Because a core group of people are considered of higher relevance, what they consider important becomes the agenda. Because the blogosphere has also had some influence in terms of shaping what journalists decide to cover, this effect is now bleeding over into the non-blog world.
Creating Group Myopia?
The question, in all this, however, is whether we could be suffering from possible group myopia. What if a rumor is wrong and gets propagated by the gatekeepers? What is that impact?
The reason I am bringing this up is that I’m wondering if, by creating new gatekeepers, we could start creating a level of groupthink and ultimately increase group myopia. As the boundaries of different echo chambers are clearly defined (for example, few people on the left side of the political biosphere interact with people on the right side (and vice-versa)), are we going to see more polarization going forward.

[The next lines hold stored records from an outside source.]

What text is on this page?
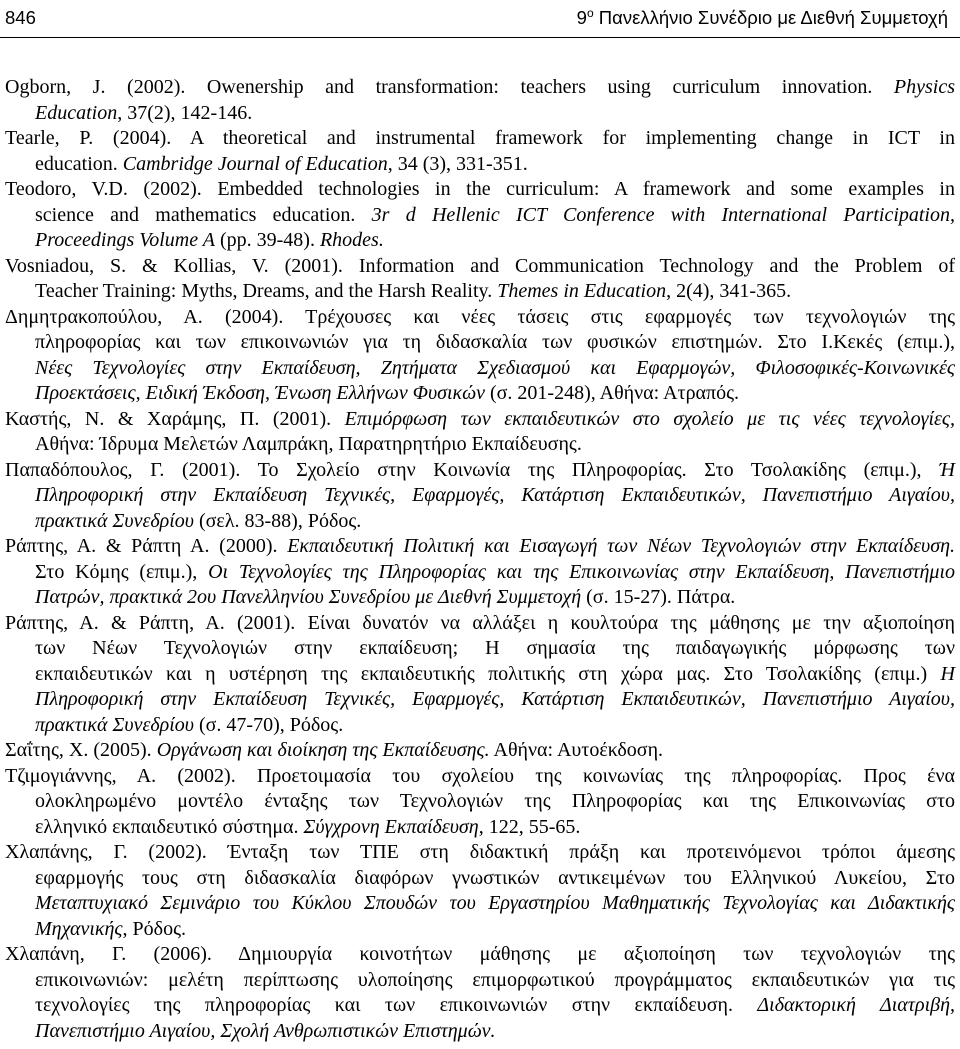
846	$9^o$ Πανελλήνιο Συνέδριο με Διεθνή Συμμετοχή
Ogborn, J. (2002). Owenership and transformation: teachers using curriculum innovation. Physics
Education, 37(2), 142-146.
Tearle, P. (2004). A theoretical and instrumental framework for implementing change in ICT in
education. Cambridge Journal of Education, 34 (3), 331-351.
Teodoro, V.D. (2002). Embedded technologies in the curriculum: A framework and some examples in
science and mathematics education. 3r d Hellenic ICT Conference with International Participation,
Proceedings Volume A (pp. 39-48). Rhodes.
Vosniadou, S. & Kollias, V. (2001). Information and Communication Technology and the Problem of
Teacher Training: Myths, Dreams, and the Harsh Reality. Themes in Education, 2(4), 341-365.
Δημητρακοπούλου, Α. (2004). Τρέχουσες και νέες τάσεις στις εφαρμογές των τεχνολογιών της
πληροφορίας και των επικοινωνιών για τη διδασκαλία των φυσικών επιστημών. Στο Ι.Κεκές (επιμ.),
Νέες Τεχνολογίες στην Εκπαίδευση, Ζητήματα Σχεδιασμού και Εφαρμογών, Φιλοσοφικές-Κοινωνικές
Προεκτάσεις, Ειδική Έκδοση, Ένωση Ελλήνων Φυσικών (σ. 201-248), Αθήνα: Ατραπός.
Καστής, Ν. & Χαράμης, Π. (2001). Επιμόρφωση των εκπαιδευτικών στο σχολείο με τις νέες τεχνολογίες,
Αθήνα: Ίδρυμα Μελετών Λαμπράκη, Παρατηρητήριο Εκπαίδευσης.
Παπαδόπουλος, Γ. (2001). Το Σχολείο στην Κοινωνία της Πληροφορίας. Στο Τσολακίδης (επιμ.), Ή
Πληροφορική στην Εκπαίδευση Τεχνικές, Εφαρμογές, Κατάρτιση Εκπαιδευτικών, Πανεπιστήμιο Αιγαίου,
πρακτικά Συνεδρίου (σελ. 83-88), Ρόδος.
Ράπτης, Α. & Ράπτη Α. (2000). Εκπαιδευτική Πολιτική και Εισαγωγή των Νέων Τεχνολογιών στην Εκπαίδευση.
Στο Κόμης (επιμ.), Οι Τεχνολογίες της Πληροφορίας και της Επικοινωνίας στην Εκπαίδευση, Πανεπιστήμιο
Πατρών, πρακτικά 2ου Πανελληνίου Συνεδρίου με Διεθνή Συμμετοχή (σ. 15-27). Πάτρα.
Ράπτης, Α. & Ράπτη, Α. (2001). Είναι δυνατόν να αλλάξει η κουλτούρα της μάθησης με την αξιοποίηση
των Νέων Τεχνολογιών στην εκπαίδευση; Η σημασία της παιδαγωγικής μόρφωσης των
εκπαιδευτικών και η υστέρηση της εκπαιδευτικής πολιτικής στη χώρα μας. Στο Τσολακίδης (επιμ.) Η
Πληροφορική στην Εκπαίδευση Τεχνικές, Εφαρμογές, Κατάρτιση Εκπαιδευτικών, Πανεπιστήμιο Αιγαίου,
πρακτικά Συνεδρίου (σ. 47-70), Ρόδος.
Σαΐτης, Χ. (2005). Οργάνωση και διοίκηση της Εκπαίδευσης. Αθήνα: Αυτοέκδοση.
Τζιμογιάννης, Α. (2002). Προετοιμασία του σχολείου της κοινωνίας της πληροφορίας. Προς ένα
ολοκληρωμένο μοντέλο ένταξης των Τεχνολογιών της Πληροφορίας και της Επικοινωνίας στο
ελληνικό εκπαιδευτικό σύστημα. Σύγχρονη Εκπαίδευση, 122, 55-65.
Χλαπάνης, Γ. (2002). Ένταξη των ΤΠΕ στη διδακτική πράξη και προτεινόμενοι τρόποι άμεσης
εφαρμογής τους στη διδασκαλία διαφόρων γνωστικών αντικειμένων του Ελληνικού Λυκείου, Στο
Μεταπτυχιακό Σεμινάριο του Κύκλου Σπουδών του Εργαστηρίου Μαθηματικής Τεχνολογίας και Διδακτικής
Μηχανικής, Ρόδος.
Χλαπάνη, Γ. (2006). Δημιουργία κοινοτήτων μάθησης με αξιοποίηση των τεχνολογιών της
επικοινωνιών: μελέτη περίπτωσης υλοποίησης επιμορφωτικού προγράμματος εκπαιδευτικών για τις
τεχνολογίες της πληροφορίας και των επικοινωνιών στην εκπαίδευση. Διδακτορική Διατριβή,
Πανεπιστήμιο Αιγαίου, Σχολή Ανθρωπιστικών Επιστημών.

The next question (and I’m not sure but I suspect that the same is true in non-blog media) is how we deal with this? Is there a way to ensure that all voices are given equal weight? Many people say that the problem is self-correcting but it still seems to me that issues could arise that would not only increase the power of top ranked bloggers but also help in force the dialogue in one direction or another.
I do not have answers for this but I hope that this entry will provoke discussion and would like to see what others have to offer as solutions to this problem. On the other hand, if I fail to influence the gatekeepers, I suspect that this entry will disappear into obscurity until a gatekeeper decides to discuss the same issue.